一時間,賢妃也瞧出來不好來,笑說:“姐姐才剛醒來,不宜久站,還不給淳貴妃娘娘落座。”
韓玉沁欠身謝恩,眼神卻是一刻也未往皇上身上瞟,細聲說道:“七日來,承蒙賢妃娘娘照料,親自帶了太醫來問診,本宮雖未醒,神識卻在的,此番大恩,來日當報。”
玉沁牙齒咬的咯嘣響,想得賢妃傻了眼。
賢妃一愣,轉而溫婉而笑:“貴妃娘娘說的哪裏話,皇上與太後將偌大後
宮交與皇後娘娘打理,實在忙碌。記得妹妹才剛入宮時,都是貴妃娘娘與臣妾要好,處處提拔,是以,您這接二連三出些意外,臣妾也難過的很,這不,您這次一有事,臣妾可把整個太醫院都得罪了呢。”
是啊,一入宮便接二連三的出事,自己還真是不詳呢。韓玉沁笑著看向賢妃,按下心內腹誹,麵色越發寧靜起來。

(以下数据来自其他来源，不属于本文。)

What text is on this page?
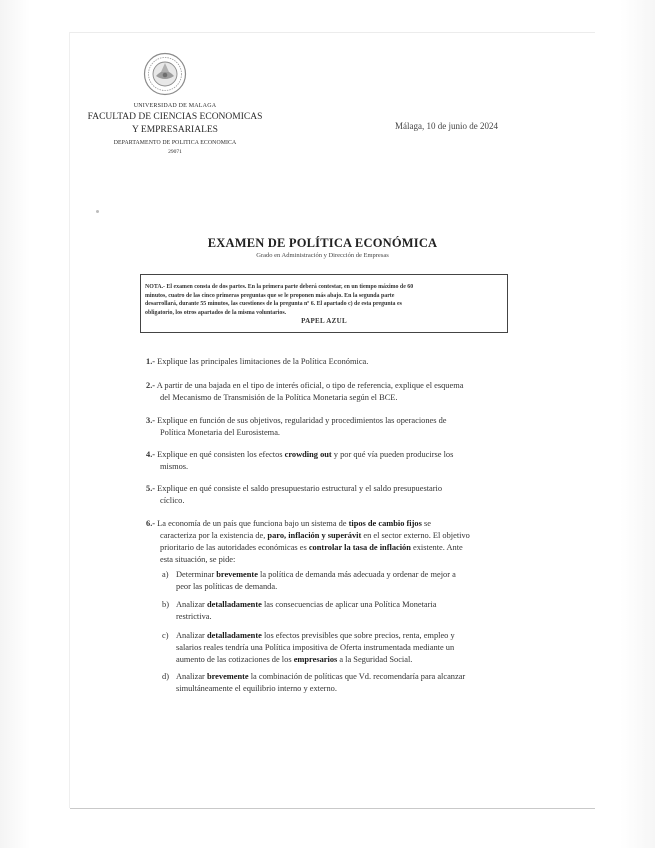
UNIVERSIDAD DE MALAGA
FACULTAD DE CIENCIAS ECONOMICAS
Y EMPRESARIALES
DEPARTAMENTO DE POLITICA ECONOMICA
29071
Málaga, 10 de junio de 2024
EXAMEN DE POLÍTICA ECONÓMICA
Grado en Administración y Dirección de Empresas
NOTA.- El examen consta de dos partes. En la primera parte deberá contestar, en un tiempo máximo de 60
minutos, cuatro de las cinco primeras preguntas que se le proponen más abajo. En la segunda parte
desarrollará, durante 55 minutos, las cuestiones de la pregunta nº 6. El apartado c) de esta pregunta es
obligatorio, los otros apartados de la misma voluntarios.
PAPEL AZUL
1.- Explique las principales limitaciones de la Política Económica.
2.- A partir de una bajada en el tipo de interés oficial, o tipo de referencia, explique el esquema
del Mecanismo de Transmisión de la Política Monetaria según el BCE.
3.- Explique en función de sus objetivos, regularidad y procedimientos las operaciones de
Política Monetaria del Eurosistema.
4.- Explique en qué consisten los efectos crowding out y por qué vía pueden producirse los
mismos.
5.- Explique en qué consiste el saldo presupuestario estructural y el saldo presupuestario
cíclico.
6.- La economía de un país que funciona bajo un sistema de tipos de cambio fijos se
caracteriza por la existencia de, paro, inflación y superávit en el sector externo. El objetivo
prioritario de las autoridades económicas es controlar la tasa de inflación existente. Ante
esta situación, se pide:
a) Determinar brevemente la política de demanda más adecuada y ordenar de mejor a
peor las políticas de demanda.
b) Analizar detalladamente las consecuencias de aplicar una Política Monetaria
restrictiva.
c) Analizar detalladamente los efectos previsibles que sobre precios, renta, empleo y
salarios reales tendría una Política impositiva de Oferta instrumentada mediante un
aumento de las cotizaciones de los empresarios a la Seguridad Social.
d) Analizar brevemente la combinación de políticas que Vd. recomendaría para alcanzar
simultáneamente el equilibrio interno y externo.
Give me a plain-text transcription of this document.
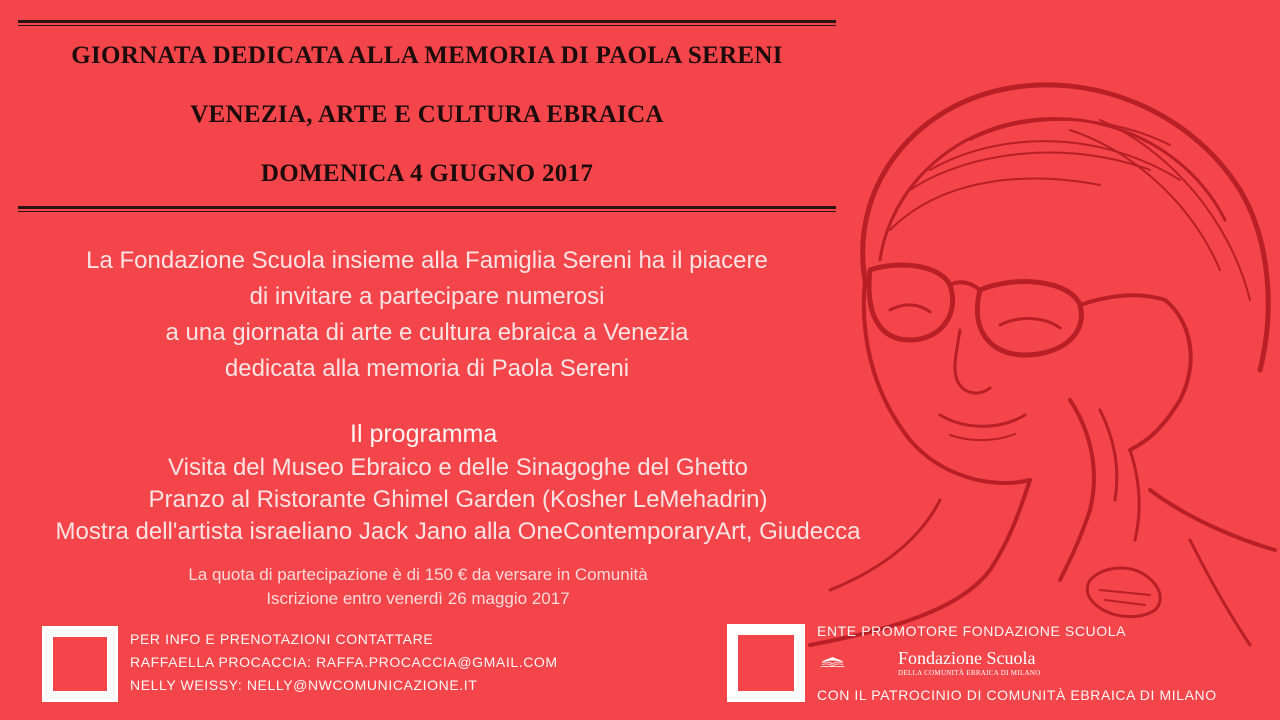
GIORNATA DEDICATA ALLA MEMORIA DI PAOLA SERENI
VENEZIA, ARTE E CULTURA EBRAICA
DOMENICA 4 GIUGNO 2017
La Fondazione Scuola insieme alla Famiglia Sereni ha il piacere
di invitare a partecipare numerosi
a una giornata di arte e cultura ebraica a Venezia
dedicata alla memoria di Paola Sereni
Il programma
Visita del Museo Ebraico e delle Sinagoghe del Ghetto
Pranzo al Ristorante Ghimel Garden (Kosher LeMehadrin)
Mostra dell'artista israeliano Jack Jano alla OneContemporaryArt, Giudecca
La quota di partecipazione è di 150 € da versare in Comunità
Iscrizione entro venerdì 26 maggio 2017
PER INFO E PRENOTAZIONI CONTATTARE
RAFFAELLA PROCACCIA: RAFFA.PROCACCIA@GMAIL.COM
NELLY WEISSY: NELLY@NWCOMUNICAZIONE.IT
ENTE PROMOTORE FONDAZIONE SCUOLA
Fondazione Scuola
DELLA COMUNITÀ EBRAICA DI MILANO
CON IL PATROCINIO DI COMUNITÀ EBRAICA DI MILANO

“正好來的時候右院判正在給臣妾請平安脈,聽聞貴妃娘娘醒轉,便請太醫也來瞧瞧吧,看可有大礙。”
玉沁也好笑——那幾位太醫,當時怕都沒問診——有夏嬤嬤看顧著,如何能叫別的太醫近身。如今可好,賢妃帶著人就瞎編自己沒有身孕,她可真想瞧瞧待會兒幾位禦醫一扶脈,還如何端的出老學究的做派來,底氣十足地說她沒有孩子!
“趙暉,”玉沁昂頭,掃過邊兒上端坐著的楚清帝,淡淡言道,輕笑著,“本宮從來都覺得你內秀,大愚若智的,沒想到,大愚有了,智麽……嗬嗬。”
玉沁輕笑著,與楚清帝道:“皇上,怕是賢妃娘娘誤信讒言,真個兒把臣妾這一胎當作子虛烏有了。”
賢妃趙暉雙目撐圓,可見有些恐懼了,然,瞧玉沁微微隆起的腹部,實在不像是顯懷,反倒似吃多了撐起來的般,心下稍定,輕咳一聲,勾唇道:“貴妃娘娘這話,臣妾實在不懂……皇上,也許,貴妃娘娘詐稱有孕,也逼不得已,怕是……”
說著話,她指了指腦子,幽幽歎口氣:“畢竟,當初的蓉貴妃娘娘十分盼望有子呢,淳貴妃被逼得急了狠了,怕產生了幻覺也未可知。”
當著楚清帝的麵,玉沁隻輕啟朱唇,冷冷言道:“趙暉,你可真是不見棺材不掉淚,真是不知死活了。”
趙暉臉色忽而青白變幻,被氣的狠了,又不能對玉沁如何,調轉臉色,悲憤與楚清帝哭訴道:“皇上,您瞧貴妃娘娘,可不知犯了癔症,臣妾做了什麽,叫貴妃娘娘這般記恨著,這樣羞辱呢!”